The forward-looking statements contained in this press release are based on

management's beliefs, estimates and opinions on the date the statements are made

in light of management's experience, current conditions and expected future

development in the areas in which Wentworth is currently active and other

factors management believes are appropriate in the circumstances. Wentworth

undertakes no obligation to update publicly or revise any forward-looking

statements or information, whether as a result of new information, future events

or otherwise, unless required by applicable law.

Readers are cautioned not to place undue reliance on forward-looking

information.
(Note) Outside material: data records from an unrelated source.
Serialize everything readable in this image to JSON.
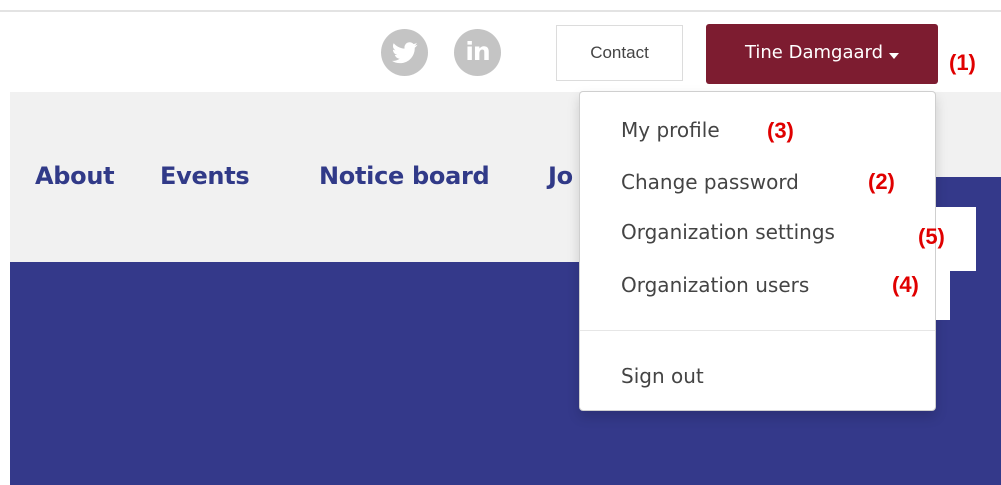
{
  "header": {
    "social": [
      {
        "name": "twitter-icon"
      },
      {
        "name": "linkedin-icon",
        "glyph": "in"
      }
    ],
    "contact_label": "Contact",
    "user_label": "Tine Damgaard"
  },
  "nav": {
    "items": [
      "About",
      "Events",
      "Notice board",
      "Jo"
    ]
  },
  "dropdown": {
    "items": [
      "My profile",
      "Change password",
      "Organization settings",
      "Organization users"
    ],
    "signout_label": "Sign out"
  },
  "annotations": {
    "a1": "(1)",
    "a2": "(2)",
    "a3": "(3)",
    "a4": "(4)",
    "a5": "(5)"
  },
  "colors": {
    "accent_user_button": "#7d1c30",
    "nav_text": "#313a88",
    "hero": "#34398a",
    "annotation": "#e00000"
  }
}
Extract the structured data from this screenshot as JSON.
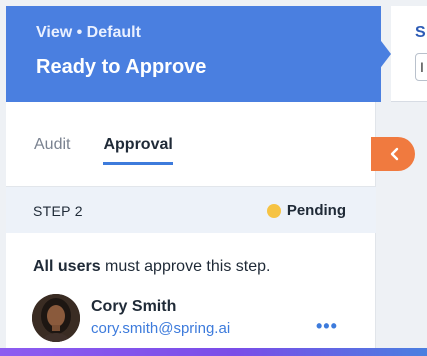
{
  "header": {
    "view_label": "View • Default",
    "title": "Ready to Approve"
  },
  "right_panel": {
    "partial_label": "S",
    "partial_field": "I"
  },
  "tabs": [
    {
      "label": "Audit",
      "active": false
    },
    {
      "label": "Approval",
      "active": true
    }
  ],
  "step": {
    "label": "STEP 2",
    "status": "Pending",
    "status_color": "#f6c343"
  },
  "rule": {
    "bold": "All users",
    "rest": " must approve this step."
  },
  "approver": {
    "name": "Cory Smith",
    "email": "cory.smith@spring.ai",
    "more": "•••"
  },
  "colors": {
    "header": "#4a7fe0",
    "accent": "#3d7bdc",
    "collapse_button": "#f07a3f"
  },
  "icons": {
    "collapse": "chevron-left-icon",
    "more": "more-horizontal-icon"
  }
}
By their nature, forward-looking statements are subject to numerous

assumptions, risks and uncertainties that contribute to the possibility that the

predicted outcome will not occur, including some of which are beyond Wentworth's

control.  These assumptions and risks include, but are not limited to: the risks

associated with the oil and gas industry in general such as operational risks in

exploration, development and production, delays or changes in plans with respect

to exploration or development projects or capital expenditures, the imprecision

of resource and reserve estimates, assumptions regarding the timing and costs

relating to production and development as well as the availability and price of

labour and equipment, volatility of and assumptions regarding commodity prices

and exchange rates, marketing and transportation risks, environmental risks,

competition, the ability to access sufficient capital from internal and external

sources and changes in applicable law.  Additionally, there are economic,

political, social and other risks inherent in carrying on business in Tanzania

and Mozambique. There can be no assurance that forward-looking statements will

prove to be accurate as actual results and future events could vary or differ

materially from those anticipated in such statements. See Wentworth's

Management's Discussion and Analysis for the year ended December 31, 2017,

available on Wentworth's website, for further description of the risks and

uncertainties associated with Wentworth's business.

Notice

Neither the Oslo Stock Exchange nor the AIM Market of the London Stock Exchange

has reviewed this press release and neither accepts responsibility for the

adequacy or accuracy of this press release.

This information is subject of the disclosure requirements pursuant to section

5-12 of the Norwegian Securities Trading Act.